Build a feature with an AI agent that first clarifies requirements and gets your approval before coding.
Run test-driven development workflows where the agent writes failing tests, then implementation, then refactors.
Have an AI agent propose and execute a detailed plan for a non-trivial task, with code review at each step.
Integrate disciplined AI-assisted development into your existing coding agent (Claude, Cursor, Copilot, etc.).
Superpowers is a complete software development methodology for AI coding agents, built as a set of composable skills plus initial instructions that ensure the agent actually uses them. The idea: instead of letting your AI agent jump straight into writing code when you ask it to build something, Superpowers makes the agent slow down, clarify what you actually want, propose a plan, and then execute it under a disciplined process.
It works by intercepting the moment you fire up your coding agent. The agent runs a brainstorming step that teases out a spec from conversation, then shows it back in chunks short enough for you to read and approve. Once approved, it builds an implementation plan detailed enough for an inexperienced engineer to follow, emphasizing test-driven development (red/green/refactor), YAGNI, and DRY. When you say go, it launches a subagent-driven development process where each engineering task is handled by a fresh subagent and reviewed for spec compliance and code quality before moving on. Skills cover brainstorming, plan-writing, git worktree isolation, executing plans, test-driven development, code review (both requesting and receiving), debugging, and a finishing-branch workflow that decides between merge, PR, keep, or discard.

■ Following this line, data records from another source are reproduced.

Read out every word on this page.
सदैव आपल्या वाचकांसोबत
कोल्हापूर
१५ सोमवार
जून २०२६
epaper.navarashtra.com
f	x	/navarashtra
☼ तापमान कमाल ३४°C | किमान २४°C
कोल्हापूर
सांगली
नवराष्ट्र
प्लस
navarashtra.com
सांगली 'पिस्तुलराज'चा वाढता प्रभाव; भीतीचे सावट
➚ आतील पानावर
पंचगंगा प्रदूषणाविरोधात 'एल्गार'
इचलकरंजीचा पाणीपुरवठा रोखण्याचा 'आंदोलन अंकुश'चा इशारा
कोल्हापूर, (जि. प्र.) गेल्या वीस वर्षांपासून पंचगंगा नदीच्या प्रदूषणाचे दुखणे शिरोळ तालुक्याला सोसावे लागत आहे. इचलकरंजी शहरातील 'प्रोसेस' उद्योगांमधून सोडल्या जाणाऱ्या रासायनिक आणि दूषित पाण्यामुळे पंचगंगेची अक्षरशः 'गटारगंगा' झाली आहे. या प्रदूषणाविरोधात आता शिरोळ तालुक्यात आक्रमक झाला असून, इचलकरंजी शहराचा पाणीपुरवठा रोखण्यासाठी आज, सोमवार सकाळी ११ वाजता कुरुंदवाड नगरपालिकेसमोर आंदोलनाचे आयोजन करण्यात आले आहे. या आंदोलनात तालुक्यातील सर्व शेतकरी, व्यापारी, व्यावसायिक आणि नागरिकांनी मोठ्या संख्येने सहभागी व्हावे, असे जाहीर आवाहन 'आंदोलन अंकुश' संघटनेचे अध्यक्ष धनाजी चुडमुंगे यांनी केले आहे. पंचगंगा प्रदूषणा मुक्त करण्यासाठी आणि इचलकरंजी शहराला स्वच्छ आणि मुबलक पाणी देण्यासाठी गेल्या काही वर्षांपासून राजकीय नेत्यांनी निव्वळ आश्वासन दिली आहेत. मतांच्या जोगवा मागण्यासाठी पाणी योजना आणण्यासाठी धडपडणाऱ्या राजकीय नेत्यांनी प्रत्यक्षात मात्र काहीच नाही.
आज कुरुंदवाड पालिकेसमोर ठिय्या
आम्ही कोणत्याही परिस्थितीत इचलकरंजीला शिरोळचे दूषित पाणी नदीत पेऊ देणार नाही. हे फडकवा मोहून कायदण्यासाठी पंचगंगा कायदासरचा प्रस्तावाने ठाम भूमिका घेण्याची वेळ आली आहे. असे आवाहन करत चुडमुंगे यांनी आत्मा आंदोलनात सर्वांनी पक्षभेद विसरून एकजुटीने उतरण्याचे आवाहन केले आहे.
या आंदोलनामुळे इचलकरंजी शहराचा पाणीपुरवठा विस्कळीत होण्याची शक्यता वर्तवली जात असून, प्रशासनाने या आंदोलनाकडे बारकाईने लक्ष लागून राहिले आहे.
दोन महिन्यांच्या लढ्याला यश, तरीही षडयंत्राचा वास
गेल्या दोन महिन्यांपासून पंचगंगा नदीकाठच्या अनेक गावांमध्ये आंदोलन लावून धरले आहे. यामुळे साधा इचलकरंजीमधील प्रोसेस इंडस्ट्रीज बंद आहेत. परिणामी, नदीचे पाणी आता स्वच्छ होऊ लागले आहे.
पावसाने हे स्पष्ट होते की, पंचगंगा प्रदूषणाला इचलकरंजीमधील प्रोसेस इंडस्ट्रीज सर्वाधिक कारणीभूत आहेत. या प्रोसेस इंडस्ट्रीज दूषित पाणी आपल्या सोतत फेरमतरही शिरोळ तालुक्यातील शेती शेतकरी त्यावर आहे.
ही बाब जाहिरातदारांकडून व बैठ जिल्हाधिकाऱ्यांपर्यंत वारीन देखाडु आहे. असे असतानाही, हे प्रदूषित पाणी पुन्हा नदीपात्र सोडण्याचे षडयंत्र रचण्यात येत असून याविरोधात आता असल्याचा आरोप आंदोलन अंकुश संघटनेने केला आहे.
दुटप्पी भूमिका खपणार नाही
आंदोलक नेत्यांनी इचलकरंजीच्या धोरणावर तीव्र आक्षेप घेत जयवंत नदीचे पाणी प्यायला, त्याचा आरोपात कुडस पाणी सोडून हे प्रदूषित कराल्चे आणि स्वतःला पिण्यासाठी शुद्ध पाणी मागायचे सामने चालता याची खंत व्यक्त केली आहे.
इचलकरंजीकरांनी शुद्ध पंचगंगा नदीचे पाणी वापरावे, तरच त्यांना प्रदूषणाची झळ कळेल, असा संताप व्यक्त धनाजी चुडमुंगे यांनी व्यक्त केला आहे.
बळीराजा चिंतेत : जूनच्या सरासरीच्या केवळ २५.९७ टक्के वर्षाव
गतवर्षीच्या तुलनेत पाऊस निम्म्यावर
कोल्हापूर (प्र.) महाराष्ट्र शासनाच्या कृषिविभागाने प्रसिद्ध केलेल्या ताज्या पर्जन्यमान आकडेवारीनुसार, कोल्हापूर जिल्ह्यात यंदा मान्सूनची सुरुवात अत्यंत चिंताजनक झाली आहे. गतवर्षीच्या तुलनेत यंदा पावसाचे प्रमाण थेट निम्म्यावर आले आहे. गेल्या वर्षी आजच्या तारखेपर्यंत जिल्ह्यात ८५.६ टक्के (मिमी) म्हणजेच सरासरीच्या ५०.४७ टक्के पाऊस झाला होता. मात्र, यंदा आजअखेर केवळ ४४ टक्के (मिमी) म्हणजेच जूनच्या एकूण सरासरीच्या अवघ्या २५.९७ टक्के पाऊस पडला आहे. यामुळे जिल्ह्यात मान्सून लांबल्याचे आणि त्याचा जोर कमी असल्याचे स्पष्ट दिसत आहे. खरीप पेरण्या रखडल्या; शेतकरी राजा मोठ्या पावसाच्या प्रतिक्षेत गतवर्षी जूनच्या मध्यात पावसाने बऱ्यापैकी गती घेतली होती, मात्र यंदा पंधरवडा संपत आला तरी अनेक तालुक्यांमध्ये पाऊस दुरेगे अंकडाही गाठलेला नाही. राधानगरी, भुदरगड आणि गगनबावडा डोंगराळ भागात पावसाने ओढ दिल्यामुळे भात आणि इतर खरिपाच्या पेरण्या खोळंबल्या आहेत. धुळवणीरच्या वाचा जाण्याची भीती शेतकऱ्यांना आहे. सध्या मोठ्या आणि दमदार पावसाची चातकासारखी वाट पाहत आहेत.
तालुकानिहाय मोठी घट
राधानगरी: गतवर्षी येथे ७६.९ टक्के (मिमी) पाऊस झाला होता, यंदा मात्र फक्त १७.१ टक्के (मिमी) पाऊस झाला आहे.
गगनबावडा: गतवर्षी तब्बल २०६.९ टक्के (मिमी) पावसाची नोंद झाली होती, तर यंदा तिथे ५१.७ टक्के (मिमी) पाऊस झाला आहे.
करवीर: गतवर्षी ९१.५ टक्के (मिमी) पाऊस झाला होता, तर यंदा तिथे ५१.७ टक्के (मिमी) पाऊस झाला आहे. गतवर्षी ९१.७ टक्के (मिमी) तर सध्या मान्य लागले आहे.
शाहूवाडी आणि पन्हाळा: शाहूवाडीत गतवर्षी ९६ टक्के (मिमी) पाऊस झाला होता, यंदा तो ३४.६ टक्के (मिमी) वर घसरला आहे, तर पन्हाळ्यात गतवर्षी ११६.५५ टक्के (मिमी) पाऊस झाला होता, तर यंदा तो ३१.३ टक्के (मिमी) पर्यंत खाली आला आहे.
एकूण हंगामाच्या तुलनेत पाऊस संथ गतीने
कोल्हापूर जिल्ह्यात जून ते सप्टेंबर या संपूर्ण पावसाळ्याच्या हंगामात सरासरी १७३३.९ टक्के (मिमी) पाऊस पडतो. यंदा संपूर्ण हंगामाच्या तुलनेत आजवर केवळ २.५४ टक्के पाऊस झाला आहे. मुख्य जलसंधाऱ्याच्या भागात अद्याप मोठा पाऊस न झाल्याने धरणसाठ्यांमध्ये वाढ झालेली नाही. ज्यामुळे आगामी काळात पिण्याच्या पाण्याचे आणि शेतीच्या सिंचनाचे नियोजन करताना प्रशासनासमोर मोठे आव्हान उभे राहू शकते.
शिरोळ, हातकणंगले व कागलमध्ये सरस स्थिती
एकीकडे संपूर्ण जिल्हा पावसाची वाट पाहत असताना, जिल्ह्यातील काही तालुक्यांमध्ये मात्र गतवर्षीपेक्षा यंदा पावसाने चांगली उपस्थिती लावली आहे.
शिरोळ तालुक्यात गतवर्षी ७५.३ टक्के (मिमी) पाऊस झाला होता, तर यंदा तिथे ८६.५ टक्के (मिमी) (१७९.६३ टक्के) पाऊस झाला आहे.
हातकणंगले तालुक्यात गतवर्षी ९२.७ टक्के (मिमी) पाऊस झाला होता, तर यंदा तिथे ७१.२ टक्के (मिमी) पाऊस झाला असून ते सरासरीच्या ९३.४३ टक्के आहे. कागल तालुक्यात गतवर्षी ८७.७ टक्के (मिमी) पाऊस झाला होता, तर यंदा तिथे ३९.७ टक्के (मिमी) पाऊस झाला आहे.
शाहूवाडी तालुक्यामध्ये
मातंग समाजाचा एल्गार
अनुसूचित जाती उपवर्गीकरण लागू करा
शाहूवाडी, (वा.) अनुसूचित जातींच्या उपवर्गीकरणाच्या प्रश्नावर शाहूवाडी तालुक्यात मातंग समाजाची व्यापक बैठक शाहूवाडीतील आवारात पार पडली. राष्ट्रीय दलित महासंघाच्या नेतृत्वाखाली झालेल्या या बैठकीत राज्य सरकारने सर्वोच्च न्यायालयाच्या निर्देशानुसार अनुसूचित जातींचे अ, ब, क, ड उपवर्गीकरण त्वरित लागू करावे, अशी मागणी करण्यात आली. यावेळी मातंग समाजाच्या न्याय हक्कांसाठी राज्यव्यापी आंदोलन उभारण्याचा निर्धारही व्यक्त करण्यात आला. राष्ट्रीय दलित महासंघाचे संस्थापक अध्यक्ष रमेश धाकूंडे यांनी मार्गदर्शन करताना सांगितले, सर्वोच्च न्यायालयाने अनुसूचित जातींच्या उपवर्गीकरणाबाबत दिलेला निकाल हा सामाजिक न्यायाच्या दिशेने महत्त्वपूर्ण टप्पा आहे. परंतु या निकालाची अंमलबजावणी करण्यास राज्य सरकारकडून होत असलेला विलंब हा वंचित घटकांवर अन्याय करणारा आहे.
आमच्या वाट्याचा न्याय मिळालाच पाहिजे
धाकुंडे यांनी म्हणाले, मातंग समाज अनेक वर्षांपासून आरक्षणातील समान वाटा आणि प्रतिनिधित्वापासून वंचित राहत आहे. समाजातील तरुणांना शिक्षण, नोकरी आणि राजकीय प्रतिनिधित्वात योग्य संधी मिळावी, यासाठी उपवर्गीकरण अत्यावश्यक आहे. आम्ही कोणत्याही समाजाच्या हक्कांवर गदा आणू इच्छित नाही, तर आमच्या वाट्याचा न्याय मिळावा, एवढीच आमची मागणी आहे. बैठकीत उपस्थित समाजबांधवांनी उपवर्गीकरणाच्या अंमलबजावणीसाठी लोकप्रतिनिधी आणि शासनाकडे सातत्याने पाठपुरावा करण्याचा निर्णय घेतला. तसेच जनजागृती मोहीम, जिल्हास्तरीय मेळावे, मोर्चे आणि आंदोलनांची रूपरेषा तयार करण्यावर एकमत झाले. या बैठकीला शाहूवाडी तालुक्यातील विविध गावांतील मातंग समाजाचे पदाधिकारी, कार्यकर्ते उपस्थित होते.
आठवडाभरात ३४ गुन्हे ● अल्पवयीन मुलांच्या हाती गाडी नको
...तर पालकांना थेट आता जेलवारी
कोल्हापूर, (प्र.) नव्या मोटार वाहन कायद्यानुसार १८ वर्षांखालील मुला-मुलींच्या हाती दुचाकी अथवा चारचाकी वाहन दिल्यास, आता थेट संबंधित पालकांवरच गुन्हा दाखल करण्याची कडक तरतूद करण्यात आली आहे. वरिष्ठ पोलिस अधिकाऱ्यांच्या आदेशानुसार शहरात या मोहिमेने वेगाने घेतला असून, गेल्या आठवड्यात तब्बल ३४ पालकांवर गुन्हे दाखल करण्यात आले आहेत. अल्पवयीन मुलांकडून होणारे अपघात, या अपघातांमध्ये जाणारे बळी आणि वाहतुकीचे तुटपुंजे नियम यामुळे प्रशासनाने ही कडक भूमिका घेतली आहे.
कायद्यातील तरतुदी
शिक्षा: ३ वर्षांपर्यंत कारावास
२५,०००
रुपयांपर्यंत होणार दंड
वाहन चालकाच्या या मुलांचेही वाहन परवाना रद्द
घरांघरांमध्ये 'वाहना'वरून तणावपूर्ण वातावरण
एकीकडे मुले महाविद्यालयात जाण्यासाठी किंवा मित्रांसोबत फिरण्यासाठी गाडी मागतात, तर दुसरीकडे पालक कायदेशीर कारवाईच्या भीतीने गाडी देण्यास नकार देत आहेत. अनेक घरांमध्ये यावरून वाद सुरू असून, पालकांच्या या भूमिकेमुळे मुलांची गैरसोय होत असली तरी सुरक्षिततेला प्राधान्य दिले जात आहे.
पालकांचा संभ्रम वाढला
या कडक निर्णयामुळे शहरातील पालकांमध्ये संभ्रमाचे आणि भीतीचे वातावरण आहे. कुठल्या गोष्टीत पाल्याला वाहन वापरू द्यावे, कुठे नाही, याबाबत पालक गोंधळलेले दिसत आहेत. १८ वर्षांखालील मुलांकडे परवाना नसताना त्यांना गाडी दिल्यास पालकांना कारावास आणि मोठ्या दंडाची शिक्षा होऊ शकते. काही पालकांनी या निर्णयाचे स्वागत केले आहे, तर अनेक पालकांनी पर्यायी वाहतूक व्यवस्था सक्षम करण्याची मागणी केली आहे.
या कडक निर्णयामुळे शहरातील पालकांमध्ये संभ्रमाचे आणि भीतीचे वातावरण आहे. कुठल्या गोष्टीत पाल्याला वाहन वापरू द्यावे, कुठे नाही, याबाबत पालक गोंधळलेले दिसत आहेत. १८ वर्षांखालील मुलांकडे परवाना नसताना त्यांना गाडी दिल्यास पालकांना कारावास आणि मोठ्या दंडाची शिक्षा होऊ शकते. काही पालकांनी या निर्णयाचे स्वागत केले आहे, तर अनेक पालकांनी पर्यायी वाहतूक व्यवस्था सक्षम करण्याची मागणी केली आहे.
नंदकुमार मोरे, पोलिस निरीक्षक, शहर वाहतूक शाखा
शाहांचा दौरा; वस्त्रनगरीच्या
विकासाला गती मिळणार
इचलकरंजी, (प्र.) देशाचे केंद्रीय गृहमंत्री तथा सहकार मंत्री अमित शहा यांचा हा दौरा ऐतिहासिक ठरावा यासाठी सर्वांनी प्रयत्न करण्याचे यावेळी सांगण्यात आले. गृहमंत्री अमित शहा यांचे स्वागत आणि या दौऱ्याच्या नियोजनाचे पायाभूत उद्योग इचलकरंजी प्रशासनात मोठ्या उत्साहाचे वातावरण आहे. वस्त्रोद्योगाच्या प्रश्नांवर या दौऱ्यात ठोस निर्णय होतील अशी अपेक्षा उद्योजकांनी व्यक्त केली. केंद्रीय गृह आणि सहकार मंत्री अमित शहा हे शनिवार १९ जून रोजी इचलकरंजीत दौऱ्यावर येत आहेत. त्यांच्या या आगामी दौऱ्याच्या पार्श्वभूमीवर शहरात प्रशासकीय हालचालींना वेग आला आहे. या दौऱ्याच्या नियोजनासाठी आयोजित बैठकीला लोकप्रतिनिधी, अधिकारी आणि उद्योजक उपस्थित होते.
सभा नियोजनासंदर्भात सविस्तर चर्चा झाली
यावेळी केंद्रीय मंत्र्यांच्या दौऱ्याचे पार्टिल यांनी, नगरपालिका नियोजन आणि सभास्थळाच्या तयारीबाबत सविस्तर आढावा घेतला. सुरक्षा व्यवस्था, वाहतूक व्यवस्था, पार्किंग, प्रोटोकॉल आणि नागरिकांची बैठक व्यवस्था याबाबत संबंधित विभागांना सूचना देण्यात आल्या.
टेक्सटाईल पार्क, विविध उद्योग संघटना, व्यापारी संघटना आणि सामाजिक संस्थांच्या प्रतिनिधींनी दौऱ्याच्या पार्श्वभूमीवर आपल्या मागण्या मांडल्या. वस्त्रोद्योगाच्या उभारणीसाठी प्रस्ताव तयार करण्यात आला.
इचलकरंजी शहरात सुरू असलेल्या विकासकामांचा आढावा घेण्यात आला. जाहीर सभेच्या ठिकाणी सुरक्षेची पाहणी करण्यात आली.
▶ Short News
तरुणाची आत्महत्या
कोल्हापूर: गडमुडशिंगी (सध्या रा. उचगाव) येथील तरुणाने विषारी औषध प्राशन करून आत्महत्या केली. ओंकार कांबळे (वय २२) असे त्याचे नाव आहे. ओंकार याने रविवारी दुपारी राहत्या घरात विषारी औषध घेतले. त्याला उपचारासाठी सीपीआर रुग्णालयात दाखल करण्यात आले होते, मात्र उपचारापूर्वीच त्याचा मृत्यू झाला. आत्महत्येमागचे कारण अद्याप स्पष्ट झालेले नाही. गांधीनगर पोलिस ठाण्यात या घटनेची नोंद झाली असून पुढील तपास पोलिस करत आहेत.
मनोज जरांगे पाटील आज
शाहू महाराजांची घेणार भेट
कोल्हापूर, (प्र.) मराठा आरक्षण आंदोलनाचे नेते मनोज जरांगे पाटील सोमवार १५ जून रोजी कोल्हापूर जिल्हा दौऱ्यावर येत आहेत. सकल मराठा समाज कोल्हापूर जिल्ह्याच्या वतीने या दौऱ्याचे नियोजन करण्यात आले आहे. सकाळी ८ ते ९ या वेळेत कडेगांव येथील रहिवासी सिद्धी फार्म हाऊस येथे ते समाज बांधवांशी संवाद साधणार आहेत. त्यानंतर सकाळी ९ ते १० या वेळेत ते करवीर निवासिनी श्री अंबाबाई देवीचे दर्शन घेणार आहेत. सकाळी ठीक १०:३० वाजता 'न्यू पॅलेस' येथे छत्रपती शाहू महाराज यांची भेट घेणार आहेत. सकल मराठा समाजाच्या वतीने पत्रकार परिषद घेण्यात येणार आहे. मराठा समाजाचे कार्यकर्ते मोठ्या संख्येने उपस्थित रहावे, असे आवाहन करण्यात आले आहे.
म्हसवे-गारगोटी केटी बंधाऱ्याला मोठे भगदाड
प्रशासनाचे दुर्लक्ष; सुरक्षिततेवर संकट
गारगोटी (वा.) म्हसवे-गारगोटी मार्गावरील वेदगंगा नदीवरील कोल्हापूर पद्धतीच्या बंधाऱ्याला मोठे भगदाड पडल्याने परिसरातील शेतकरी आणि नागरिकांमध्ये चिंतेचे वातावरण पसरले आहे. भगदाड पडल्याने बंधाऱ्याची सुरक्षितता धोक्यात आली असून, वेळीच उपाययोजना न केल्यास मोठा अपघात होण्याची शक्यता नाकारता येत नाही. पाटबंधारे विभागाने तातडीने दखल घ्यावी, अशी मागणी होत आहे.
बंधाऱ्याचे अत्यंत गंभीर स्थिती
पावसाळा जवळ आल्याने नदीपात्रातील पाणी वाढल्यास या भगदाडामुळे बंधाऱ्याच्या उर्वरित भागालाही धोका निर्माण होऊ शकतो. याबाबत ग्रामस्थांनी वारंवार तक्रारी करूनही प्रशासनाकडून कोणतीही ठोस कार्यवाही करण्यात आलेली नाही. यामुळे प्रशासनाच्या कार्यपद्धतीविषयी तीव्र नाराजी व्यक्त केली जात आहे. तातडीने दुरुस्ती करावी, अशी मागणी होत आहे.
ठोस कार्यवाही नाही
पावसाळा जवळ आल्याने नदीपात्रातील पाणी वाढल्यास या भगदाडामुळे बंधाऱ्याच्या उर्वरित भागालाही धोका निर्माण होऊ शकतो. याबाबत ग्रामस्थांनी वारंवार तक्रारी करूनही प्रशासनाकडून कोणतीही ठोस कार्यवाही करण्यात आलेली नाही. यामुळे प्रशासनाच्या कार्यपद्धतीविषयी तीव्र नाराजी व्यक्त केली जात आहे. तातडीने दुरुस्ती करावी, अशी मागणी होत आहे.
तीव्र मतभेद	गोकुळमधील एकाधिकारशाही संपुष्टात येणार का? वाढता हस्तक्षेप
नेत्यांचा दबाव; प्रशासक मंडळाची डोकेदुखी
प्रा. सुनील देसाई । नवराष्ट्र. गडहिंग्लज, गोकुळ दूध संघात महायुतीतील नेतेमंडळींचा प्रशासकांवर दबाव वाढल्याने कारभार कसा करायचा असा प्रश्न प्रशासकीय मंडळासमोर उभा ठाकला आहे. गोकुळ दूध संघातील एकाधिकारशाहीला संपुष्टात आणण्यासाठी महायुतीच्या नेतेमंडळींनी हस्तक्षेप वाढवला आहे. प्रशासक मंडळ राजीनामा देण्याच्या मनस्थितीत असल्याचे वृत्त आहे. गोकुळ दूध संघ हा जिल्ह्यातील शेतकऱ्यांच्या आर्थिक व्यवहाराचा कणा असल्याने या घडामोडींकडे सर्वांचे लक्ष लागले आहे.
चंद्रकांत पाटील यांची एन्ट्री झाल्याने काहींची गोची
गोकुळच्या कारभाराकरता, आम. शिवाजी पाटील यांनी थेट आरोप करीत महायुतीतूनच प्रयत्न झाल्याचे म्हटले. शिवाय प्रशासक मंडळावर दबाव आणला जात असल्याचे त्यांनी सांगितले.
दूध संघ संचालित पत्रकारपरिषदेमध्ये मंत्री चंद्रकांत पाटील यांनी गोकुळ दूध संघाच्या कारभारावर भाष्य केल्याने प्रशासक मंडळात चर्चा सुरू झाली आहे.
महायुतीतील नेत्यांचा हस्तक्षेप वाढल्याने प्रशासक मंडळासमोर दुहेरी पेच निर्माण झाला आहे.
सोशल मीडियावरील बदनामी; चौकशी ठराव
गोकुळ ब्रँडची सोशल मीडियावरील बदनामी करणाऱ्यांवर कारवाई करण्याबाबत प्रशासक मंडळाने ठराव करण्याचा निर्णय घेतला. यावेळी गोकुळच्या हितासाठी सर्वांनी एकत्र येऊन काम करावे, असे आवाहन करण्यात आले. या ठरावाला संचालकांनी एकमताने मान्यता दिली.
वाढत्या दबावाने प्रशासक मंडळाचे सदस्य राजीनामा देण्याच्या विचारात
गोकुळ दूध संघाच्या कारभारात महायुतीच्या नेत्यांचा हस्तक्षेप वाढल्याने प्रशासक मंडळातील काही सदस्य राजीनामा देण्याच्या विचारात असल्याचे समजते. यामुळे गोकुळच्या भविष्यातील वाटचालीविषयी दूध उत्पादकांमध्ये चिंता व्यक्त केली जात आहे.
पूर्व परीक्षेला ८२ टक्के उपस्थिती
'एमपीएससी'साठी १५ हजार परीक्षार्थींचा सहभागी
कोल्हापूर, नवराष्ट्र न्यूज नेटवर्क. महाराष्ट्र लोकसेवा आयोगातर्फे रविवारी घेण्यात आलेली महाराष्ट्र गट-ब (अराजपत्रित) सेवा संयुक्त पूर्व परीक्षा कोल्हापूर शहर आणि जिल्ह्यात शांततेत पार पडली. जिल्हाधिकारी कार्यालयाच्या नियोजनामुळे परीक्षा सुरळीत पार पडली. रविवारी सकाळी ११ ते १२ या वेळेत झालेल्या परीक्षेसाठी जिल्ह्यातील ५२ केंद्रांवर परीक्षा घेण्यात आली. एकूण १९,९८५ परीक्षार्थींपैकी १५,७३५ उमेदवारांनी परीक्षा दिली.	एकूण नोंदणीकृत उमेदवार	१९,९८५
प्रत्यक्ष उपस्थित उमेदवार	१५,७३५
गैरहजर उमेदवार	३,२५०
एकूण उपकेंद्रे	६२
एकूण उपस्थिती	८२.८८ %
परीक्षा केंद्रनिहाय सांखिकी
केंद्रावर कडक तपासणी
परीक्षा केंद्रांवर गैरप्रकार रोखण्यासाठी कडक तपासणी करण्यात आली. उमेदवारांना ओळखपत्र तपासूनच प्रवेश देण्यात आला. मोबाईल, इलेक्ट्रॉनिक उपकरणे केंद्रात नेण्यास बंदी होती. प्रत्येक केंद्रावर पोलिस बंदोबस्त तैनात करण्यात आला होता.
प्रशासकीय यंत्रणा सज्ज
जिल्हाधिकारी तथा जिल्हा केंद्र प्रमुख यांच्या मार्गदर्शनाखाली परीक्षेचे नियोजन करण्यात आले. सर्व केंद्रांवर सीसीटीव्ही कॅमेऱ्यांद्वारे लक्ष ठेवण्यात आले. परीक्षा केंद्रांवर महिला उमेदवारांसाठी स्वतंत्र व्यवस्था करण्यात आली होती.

You'd use Superpowers when you want a coding agent to behave like a careful engineer rather than a code-spewing autocomplete — especially for non-trivial tasks where missing requirements or skipping tests would cost you later. It supports many coding-agent harnesses including Claude Code, Codex CLI and App, Factory Droid, Gemini CLI, OpenCode, Cursor, and GitHub Copilot CLI, with separate install instructions for each. The codebase is shell-based, MIT-licensed, and built by Jesse Vincent. The full README is longer than what was provided.
Generated 2026-05-18 · Model: sonnet-4-6 · Verify against the repo before relying on details.